During his thirties he suffered a loss of status and perhaps a breakdown, which was when he turned to the intense form of Protestantism that assured him that he was God’s instrument in this life and would be saved in the next. His religiosity was extreme even by the standards of his age and Hutton describes him as “a Puritan jihadi”.
That was when tr Uranus was opposing his Pluto and then Uranus, turning his life upside down, fuelling his ambitions and his revolutionary fervour. His Solar Arc Jupiter (pulling with it the full force of his Sun, Mercury Moon mini-Grand Trine and Mars Saturn T Square) was conjunct his natal Neptune giving his religious beliefs a turbo-charge blast of energy and determination.
When war came as he entered his forties he rose rapidly up the military ladder, glorified his own achievements at the expense of brother officers and told “blatant untruths” to discredit parliament’s aristocratic military commanders. His godliness co-existed with slippery less saintly traits, ruthless self-promotion being one of them – Jupiter’s grandiosity coming into its own. Jupiter’s Olympian confidence would also fuel his belief in himself as an agent of divine judgment put on earth to depose the monarch and after some soul-searching almost but not quite step into his shoes.

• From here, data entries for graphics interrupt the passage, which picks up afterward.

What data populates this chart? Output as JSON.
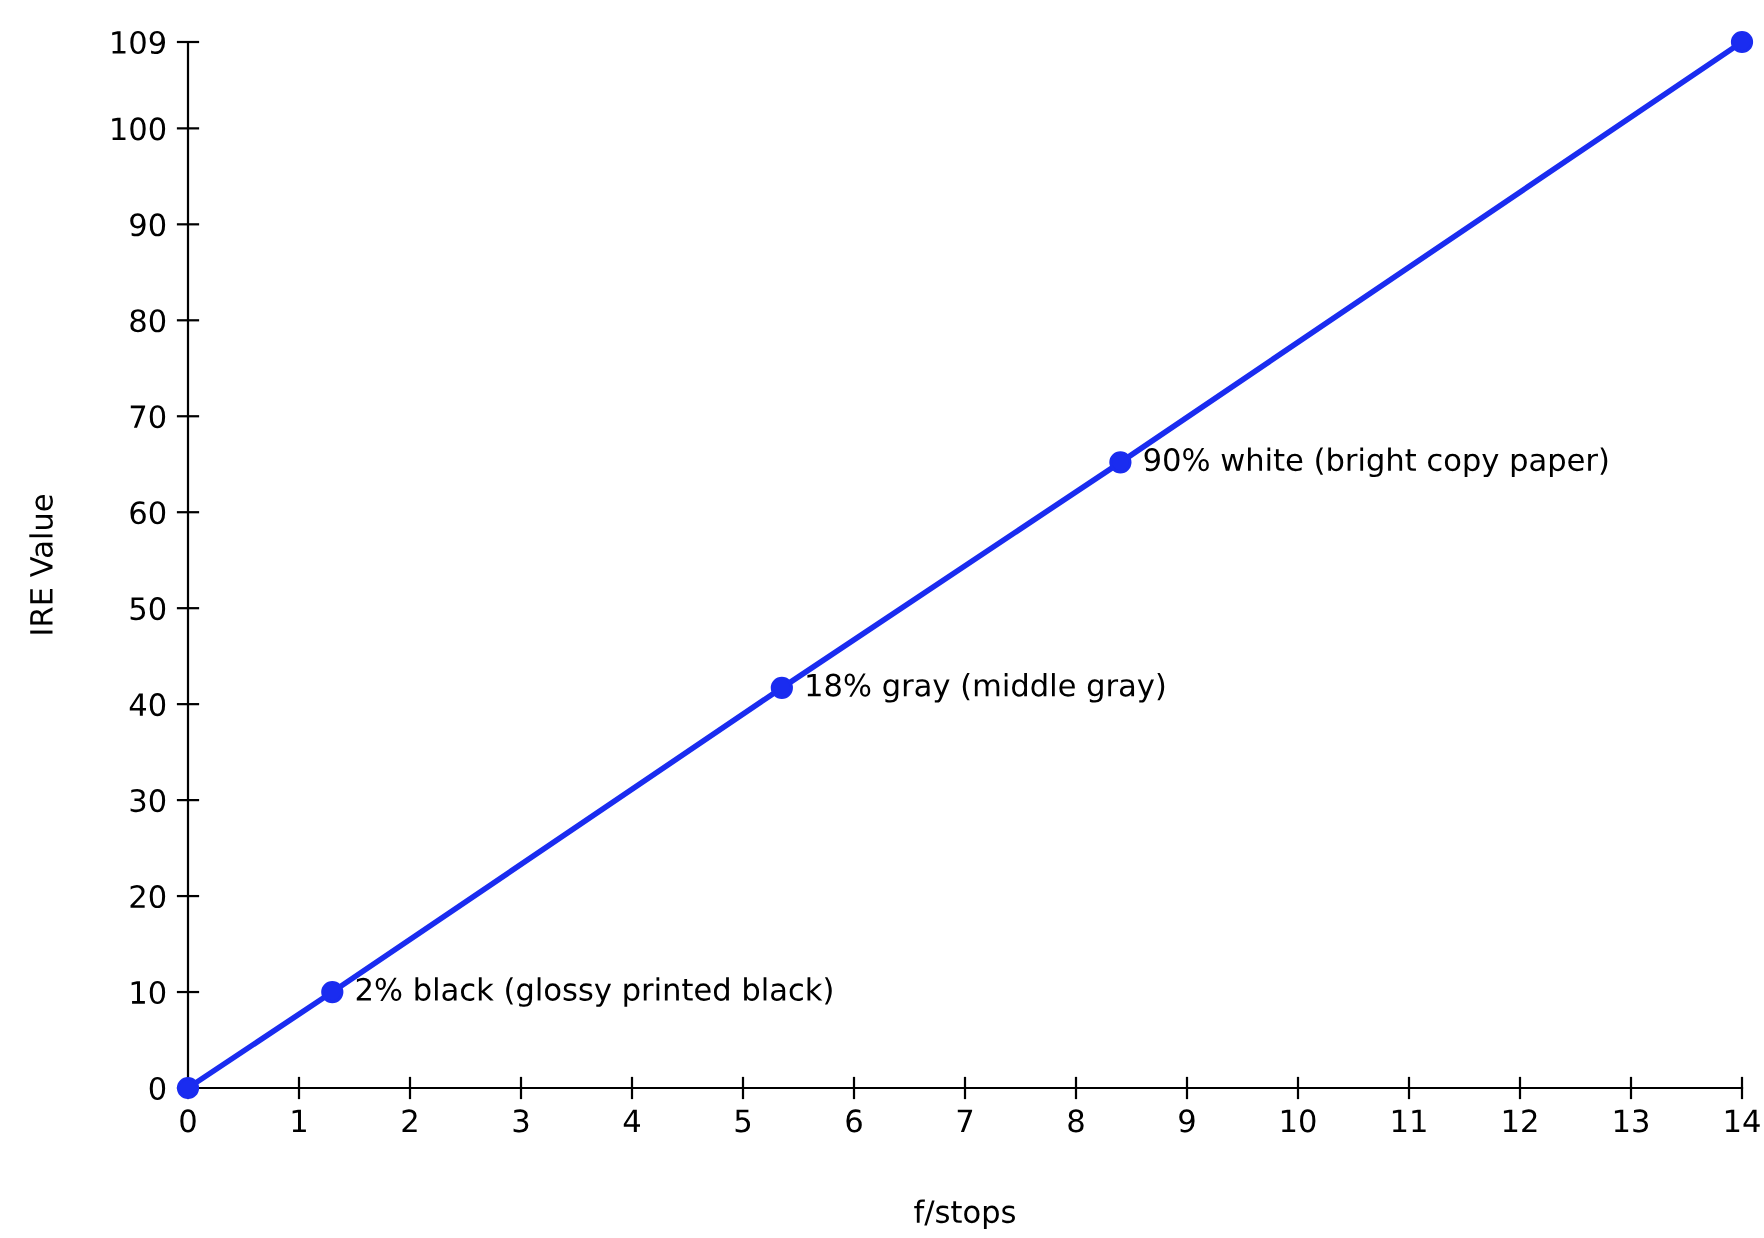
{
  "chart_data": {
    "type": "line",
    "xlabel": "f/stops",
    "ylabel": "IRE Value",
    "x": [
      0,
      1.3,
      5.35,
      8.4,
      14
    ],
    "series": [
      {
        "color": "#1a2cf0",
        "values": [
          0,
          10,
          41.7,
          65.2,
          109
        ]
      }
    ],
    "marker": "circle",
    "line_style": "solid",
    "grid": false,
    "legend": false,
    "xlim": [
      0,
      14
    ],
    "xticks": [
      0,
      1,
      2,
      3,
      4,
      5,
      6,
      7,
      8,
      9,
      10,
      11,
      12,
      13,
      14
    ],
    "ylim": [
      0,
      109
    ],
    "yticks": [
      0,
      10,
      20,
      30,
      40,
      50,
      60,
      70,
      80,
      90,
      100,
      109
    ],
    "annotations": [
      {
        "text": "2% black (glossy printed black)",
        "x": 1.3,
        "y": 10
      },
      {
        "text": "18% gray (middle gray)",
        "x": 5.35,
        "y": 41.7
      },
      {
        "text": "90% white (bright copy paper)",
        "x": 8.4,
        "y": 65.2
      }
    ]
  }
}
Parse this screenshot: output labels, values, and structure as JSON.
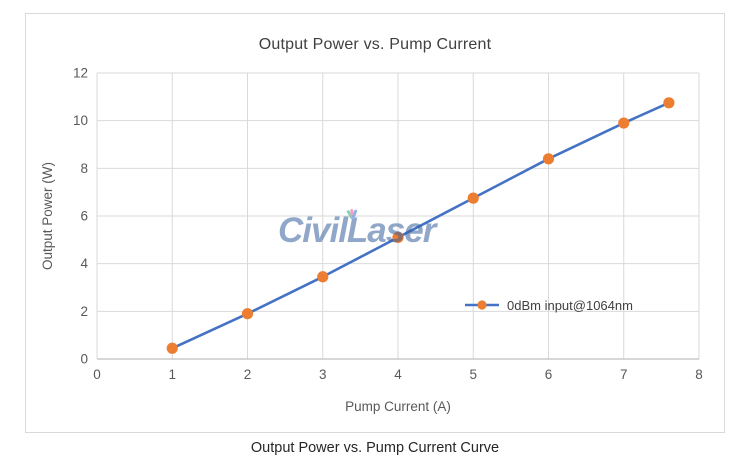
{
  "page": {
    "caption": "Output Power vs. Pump Current Curve"
  },
  "watermark": {
    "text": "CivilLaser"
  },
  "colors": {
    "gridline": "#D9D9D9",
    "axis_line": "#BFBFBF",
    "tick_text": "#595959",
    "title_text": "#404040",
    "watermark_blue": "#37609D"
  },
  "chart_data": {
    "type": "line",
    "title": "Output Power vs. Pump Current",
    "xlabel": "Pump Current (A)",
    "ylabel": "Output Power (W)",
    "xlim": [
      0,
      8
    ],
    "ylim": [
      0,
      12
    ],
    "x_ticks": [
      0,
      1,
      2,
      3,
      4,
      5,
      6,
      7,
      8
    ],
    "y_ticks": [
      0,
      2,
      4,
      6,
      8,
      10,
      12
    ],
    "grid": true,
    "legend_position": "inside-right-lower",
    "series": [
      {
        "name": "0dBm input@1064nm",
        "x": [
          1,
          2,
          3,
          4,
          5,
          6,
          7,
          7.6
        ],
        "y": [
          0.45,
          1.9,
          3.45,
          5.1,
          6.75,
          8.4,
          9.9,
          10.75
        ],
        "line_color": "#4472C4",
        "marker_color": "#ED7D31",
        "marker": "circle"
      }
    ]
  }
}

When he finally took over as Lord Protector in 1653 his Solar Arc Neptune was square his overblown Jupiter inflating his ambitions to greater heights. Though as ever with Neptune Jupiter disappointment follows and the ego balloon deflates. Tr Saturn was also conjunct his Neptune inducing untypical uncertainty and perhaps a prescience of what was to come. He lasted five years as ruler before his death, was followed by his weak son and the monarchy was restored with Charles 11 on the throne by 1660.
Intriguing that both Cromwell’s Neptune and his Jupiter were lived out in all their duality – self-appointed saint and sinner all rolled into one.